The president allowed the photographer to snap the photo but then, breaking assembly line photo op etiquette, insisted that a second photo be taken with me in it. “Why shouldn’t you get a turn?” Mr. Bush asked. I was a little embarrassed but, of course, heeded the Commander in Chief’s order.

Mr. Bush’s mentchlichkeit has been on more public display many times, most recently, during a Fox News interview. The interviewer reminded Mr. Bush of his 2007 warning that withdrawing U.S. troops from Iraq could be disastrous, and asked if he had criticism of President Obama for doing precisely that two years later.

“I’m not going to second-guess our president,” Mr. Bush said. “I understand how tough the job is. And to have a former president, you know, bloviating and second-guessing is, I don’t think, good for the presidency or the country.”
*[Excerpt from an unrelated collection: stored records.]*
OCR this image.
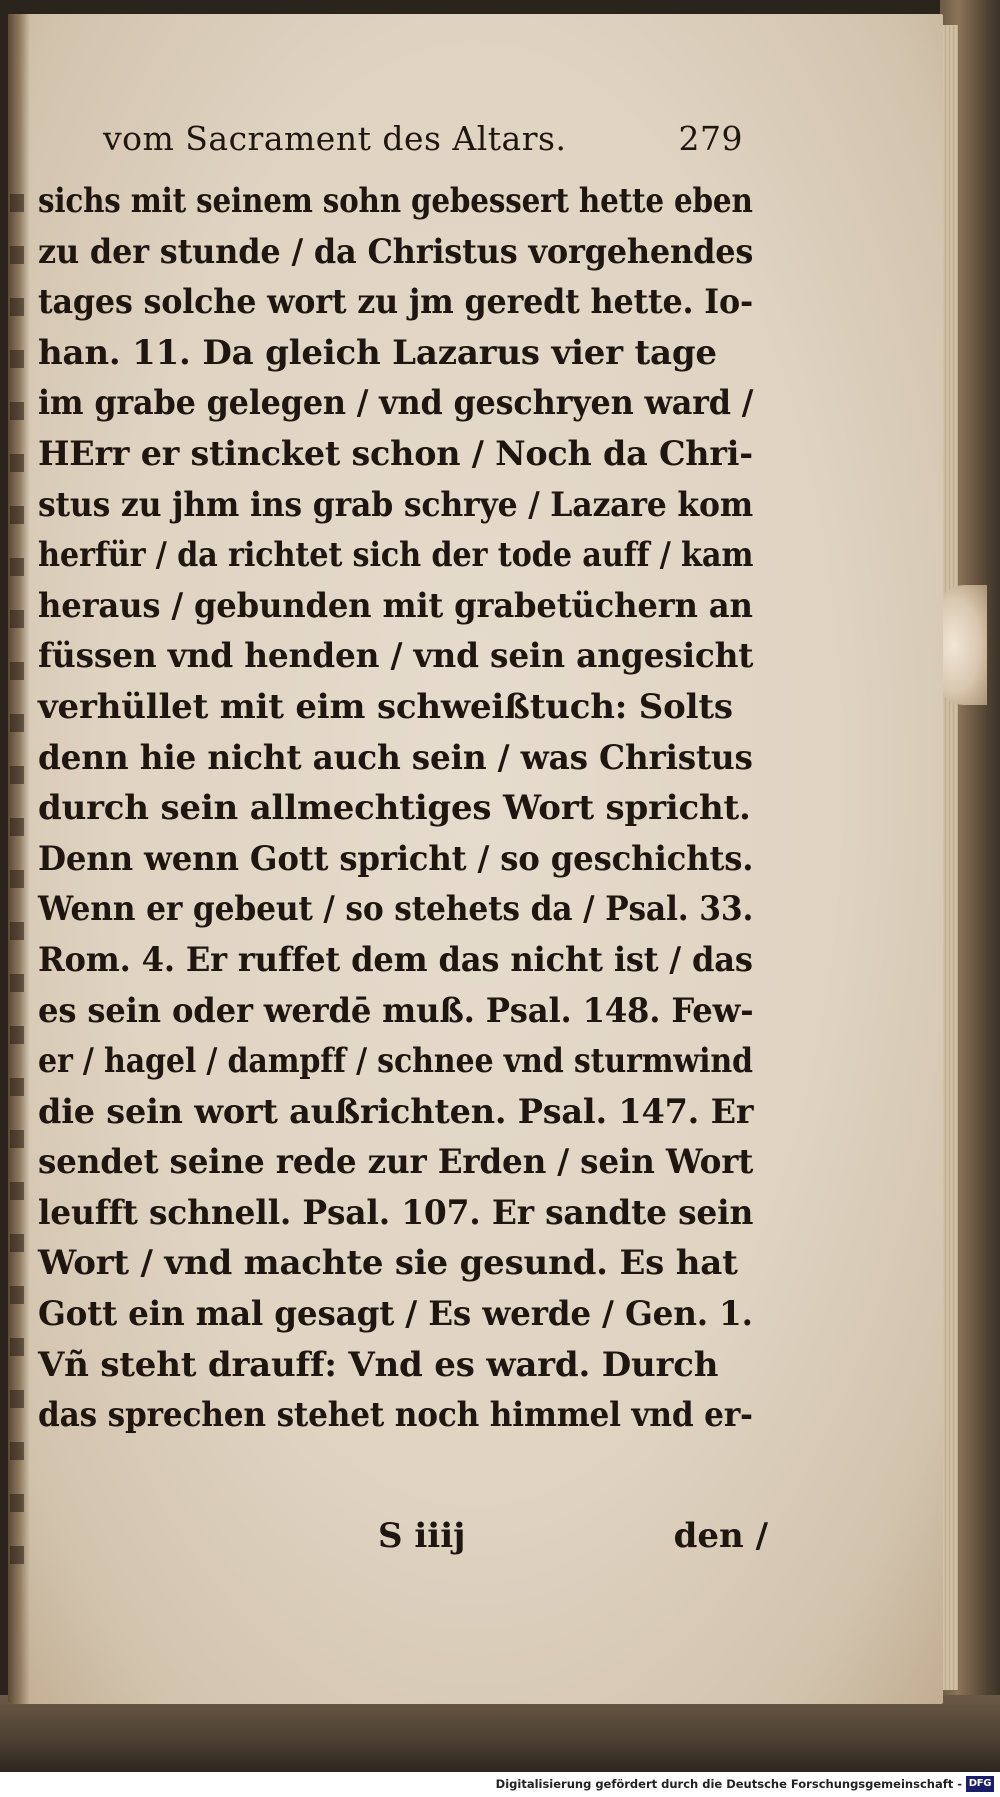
vom Sacrament des Altars.	279
sichs mit seinem sohn gebessert hette eben
zu der stunde / da Christus vorgehendes
tages solche wort zu jm geredt hette. Io-
han. 11. Da gleich Lazarus vier tage
im grabe gelegen / vnd geschryen ward /
HErr er stincket schon / Noch da Chri-
stus zu jhm ins grab schrye / Lazare kom
herfür / da richtet sich der tode auff / kam
heraus / gebunden mit grabetüchern an
füssen vnd henden / vnd sein angesicht
verhüllet mit eim schweißtuch: Solts
denn hie nicht auch sein / was Christus
durch sein allmechtiges Wort spricht.
Denn wenn Gott spricht / so geschichts.
Wenn er gebeut / so stehets da / Psal. 33.
Rom. 4. Er ruffet dem das nicht ist / das
es sein oder werdē muß. Psal. 148. Few-
er / hagel / dampff / schnee vnd sturmwind
die sein wort außrichten. Psal. 147. Er
sendet seine rede zur Erden / sein Wort
leufft schnell. Psal. 107. Er sandte sein
Wort / vnd machte sie gesund. Es hat
Gott ein mal gesagt / Es werde / Gen. 1.
Vñ steht drauff: Vnd es ward. Durch
das sprechen stehet noch himmel vnd er-
S iiij	den /
Digitalisierung gefördert durch die Deutsche Forschungsgemeinschaft - DFG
Mr. Bush wasn’t just being perfunctorily polite. Having “been there,” he knows that there are factors that go into a presidential decision to which the citizenry is blissfully oblivious – and that, in the end good outcomes can only be hoped for, not prophesied.
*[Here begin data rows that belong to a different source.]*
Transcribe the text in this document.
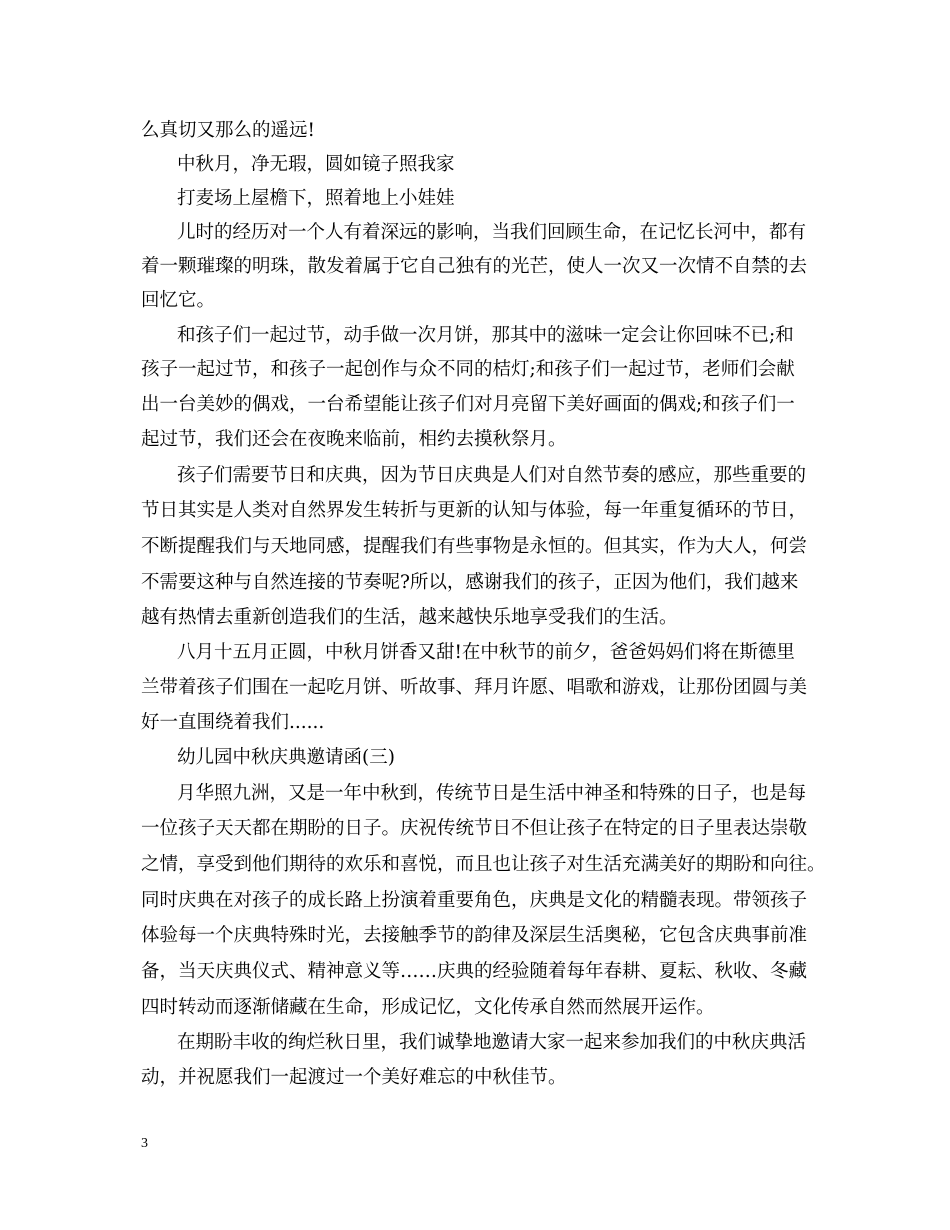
么真切又那么的遥远!
中秋月，净无瑕，圆如镜子照我家
打麦场上屋檐下，照着地上小娃娃
儿时的经历对一个人有着深远的影响，当我们回顾生命，在记忆长河中，都有
着一颗璀璨的明珠，散发着属于它自己独有的光芒，使人一次又一次情不自禁的去
回忆它。
和孩子们一起过节，动手做一次月饼，那其中的滋味一定会让你回味不已;和
孩子一起过节，和孩子一起创作与众不同的桔灯;和孩子们一起过节，老师们会献
出一台美妙的偶戏，一台希望能让孩子们对月亮留下美好画面的偶戏;和孩子们一
起过节，我们还会在夜晚来临前，相约去摸秋祭月。
孩子们需要节日和庆典，因为节日庆典是人们对自然节奏的感应，那些重要的
节日其实是人类对自然界发生转折与更新的认知与体验，每一年重复循环的节日，
不断提醒我们与天地同感，提醒我们有些事物是永恒的。但其实，作为大人，何尝
不需要这种与自然连接的节奏呢?所以，感谢我们的孩子，正因为他们，我们越来
越有热情去重新创造我们的生活，越来越快乐地享受我们的生活。
八月十五月正圆，中秋月饼香又甜!在中秋节的前夕，爸爸妈妈们将在斯德里
兰带着孩子们围在一起吃月饼、听故事、拜月许愿、唱歌和游戏，让那份团圆与美
好一直围绕着我们......
幼儿园中秋庆典邀请函(三)
月华照九洲，又是一年中秋到，传统节日是生活中神圣和特殊的日子，也是每
一位孩子天天都在期盼的日子。庆祝传统节日不但让孩子在特定的日子里表达崇敬
之情，享受到他们期待的欢乐和喜悦，而且也让孩子对生活充满美好的期盼和向往。
同时庆典在对孩子的成长路上扮演着重要角色，庆典是文化的精髓表现。带领孩子
体验每一个庆典特殊时光，去接触季节的韵律及深层生活奥秘，它包含庆典事前准
备，当天庆典仪式、精神意义等……庆典的经验随着每年春耕、夏耘、秋收、冬藏
四时转动而逐渐储藏在生命，形成记忆，文化传承自然而然展开运作。
在期盼丰收的绚烂秋日里，我们诚挚地邀请大家一起来参加我们的中秋庆典活
动，并祝愿我们一起渡过一个美好难忘的中秋佳节。
3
A decision Mr. Bush made during his tenure was to authorize the secret creation of the Stuxnet computer virus, designed to infect and wreak havoc on Iran’s main nuclear enrichment facilities. When Mr. Bush left office, President Obama accelerated the clandestine program, ordering increasingly sophisticated attacks on the computer systems at the Natanz plant.

In 2010, the plant was hit by a new version of the worm, widely regarded as having been designed by American and Israel cyber experts working together, and then another one after that. Nearly 1,000 Iranian uranium-purifying centrifuges were disabled. The virus continued to hamper other Iranian facilities through the end of 2012.

During that same period, many media were brimming with indignation over Mr. Obama’s not having yet visited Israel as president; trumpeting charges that cooperation between Israel and the U.S. was at its lowest point in decades; bubbling with outrage over Mr. Obama’s opposition to Israeli construction in the West Bank; and castigating the president for mentioning Israel’s 1967 borders as a starting point (“with mutually agreed swaps, so that secure and recognized borders are established…”) for Israeli-Palestinian negotiations.

And yet, behind the scenes, unknown and unsuspected by all the righteously irate, Mr. Obama was pursuing a joint program with Israel to undermine the Iranian threat to her security.

Ex-President Bush is both wise enough and modest enough to know that even those who once sat in the Oval Office are not privy to all that’s happening at 1600 Pennsylvania Avenue. Kal v’chomer, the rest of us.

Predictably, though, in anticipation of news about a nuclear development deal with Iran, or of an extension of negotiations (this is being written before the deal-deadline), the usual suspects are cleaning their BB guns, ready to take their potshots at the president. But the wiser among us do well to remind ourselves that we don’t know all there is to know, to not “bloviate and second-guess” the current president. We could learn a little wisdom and humility from the forty-third.